D-I-V-O-R-C-E and Your Estate Plan

When Tammy Wynette first sang about it, divorce was a taboo topic. Today, nearly everyone has a close friend or relative that has ended a marriage. In fact, divorce is so common that many people do not stop and think about what it means for their estate plan.

Divorces (along with births, deaths, and property transactions) necessitate an update to estate planning documents. Very few people want their ex or their adult child’s ex to inherit assets they expected others to receive or make end-of-life decisions for them.
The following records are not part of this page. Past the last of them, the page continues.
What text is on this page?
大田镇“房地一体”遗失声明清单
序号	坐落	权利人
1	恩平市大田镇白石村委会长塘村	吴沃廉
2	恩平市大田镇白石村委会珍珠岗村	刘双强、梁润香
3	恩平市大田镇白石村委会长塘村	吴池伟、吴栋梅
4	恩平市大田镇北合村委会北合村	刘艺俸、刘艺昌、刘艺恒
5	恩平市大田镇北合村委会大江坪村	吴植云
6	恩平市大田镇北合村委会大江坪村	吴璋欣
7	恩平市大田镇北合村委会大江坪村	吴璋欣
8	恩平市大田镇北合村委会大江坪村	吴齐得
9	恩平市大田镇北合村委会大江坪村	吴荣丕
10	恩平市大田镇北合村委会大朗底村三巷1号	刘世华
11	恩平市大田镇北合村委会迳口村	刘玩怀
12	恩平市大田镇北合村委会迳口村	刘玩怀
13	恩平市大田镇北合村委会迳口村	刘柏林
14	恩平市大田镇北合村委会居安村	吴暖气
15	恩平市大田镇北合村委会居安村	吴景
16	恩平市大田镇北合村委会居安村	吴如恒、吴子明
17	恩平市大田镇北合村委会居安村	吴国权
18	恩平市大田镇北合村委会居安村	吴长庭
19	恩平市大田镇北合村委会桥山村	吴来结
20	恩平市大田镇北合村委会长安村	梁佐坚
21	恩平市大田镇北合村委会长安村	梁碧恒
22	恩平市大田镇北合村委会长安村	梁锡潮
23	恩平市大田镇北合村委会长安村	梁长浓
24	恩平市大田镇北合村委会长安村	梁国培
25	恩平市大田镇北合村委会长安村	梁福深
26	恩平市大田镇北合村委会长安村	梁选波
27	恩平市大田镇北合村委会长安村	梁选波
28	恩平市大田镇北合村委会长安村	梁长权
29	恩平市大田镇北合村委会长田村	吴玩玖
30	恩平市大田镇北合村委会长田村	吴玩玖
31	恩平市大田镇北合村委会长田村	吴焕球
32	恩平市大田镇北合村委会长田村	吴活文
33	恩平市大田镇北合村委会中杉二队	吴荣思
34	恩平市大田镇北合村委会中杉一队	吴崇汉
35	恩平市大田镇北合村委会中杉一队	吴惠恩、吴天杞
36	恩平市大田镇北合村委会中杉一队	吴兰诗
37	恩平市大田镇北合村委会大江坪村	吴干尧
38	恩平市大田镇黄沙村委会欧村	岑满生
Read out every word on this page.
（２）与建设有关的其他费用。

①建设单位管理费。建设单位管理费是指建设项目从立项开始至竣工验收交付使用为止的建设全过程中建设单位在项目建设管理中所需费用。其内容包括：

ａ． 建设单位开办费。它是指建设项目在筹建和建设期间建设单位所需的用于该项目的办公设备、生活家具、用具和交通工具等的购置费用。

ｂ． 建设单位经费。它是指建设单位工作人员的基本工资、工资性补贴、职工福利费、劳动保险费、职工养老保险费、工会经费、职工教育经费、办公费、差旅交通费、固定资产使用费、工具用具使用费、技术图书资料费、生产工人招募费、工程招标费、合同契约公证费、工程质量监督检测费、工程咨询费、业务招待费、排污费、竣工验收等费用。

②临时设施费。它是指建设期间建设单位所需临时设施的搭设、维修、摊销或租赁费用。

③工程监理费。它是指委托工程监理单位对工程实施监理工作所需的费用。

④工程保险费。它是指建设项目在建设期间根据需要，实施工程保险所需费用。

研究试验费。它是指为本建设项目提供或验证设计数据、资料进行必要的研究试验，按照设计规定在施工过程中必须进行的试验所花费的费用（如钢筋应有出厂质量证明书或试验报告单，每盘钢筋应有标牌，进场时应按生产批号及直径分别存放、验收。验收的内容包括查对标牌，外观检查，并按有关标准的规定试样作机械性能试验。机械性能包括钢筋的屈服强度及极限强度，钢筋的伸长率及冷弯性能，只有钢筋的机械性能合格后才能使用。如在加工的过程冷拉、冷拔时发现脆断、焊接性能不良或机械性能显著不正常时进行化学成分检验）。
Will My Ex End Inherit My Estate?

Thankfully, Virginia, like many other states, cuts ex-spouses out of end-of-life planning documents that were created before a divorce. However, having a will that no longer clearly reflects your wishes is not ideal. For example, if you and your spouse created your estate plan at the same time, as most couples do, there might be people or organizations named in your will that were more your ex-spouse’s choice than yours.

It is also important to take a look at the titles and other ownership documents of assets you own. For example, who is listed as the beneficiary on your retirement accounts? What about on your life insurance policies? For some of these accounts, you may be legally obligated to keep your ex as a beneficiary. There are a lot of complicated legal issues involved with dividing up retirement accounts, and people with minor children are often required to take out a life insurance policy on themselves that names their ex as a beneficiary in case they pass away before their children reach adulthood. It is important to make sure that all of these documents are updated post-divorce so that your family and friends are not suck fighting it out in court after your death.

Protecting Your Assets From Other People’s Divorces

Your own marriage is not the only one you need to plan around. What happens if you gift your married, adult child a valuable asset, and they later get divorced? Unless the documents transferring the asset to your child were carefully drafted, and they were careful about how they treated the asset, your child’s ex can likely claim an interest in the asset.

Protecting assets you gift or pass along via your estate plan is more awkward that it is difficult. One of the best ways to protect such assets is to ask your children to mention gifts and inheritances in their pre or post nuptial agreements. A contract addressing a particular gift might also suffice.

If you are passing on a property, like a beach house that has been in your family for years, it is probably better to set up a trust to hold the asset.

Updating Your Estate Plan Is Something Everyone Should Do

If you or someone you have named in your estate plan is going through a divorce, it is important to talk to an experienced estate planning attorney. Your divorce attorney may or may not be able to take care of making any changes you need.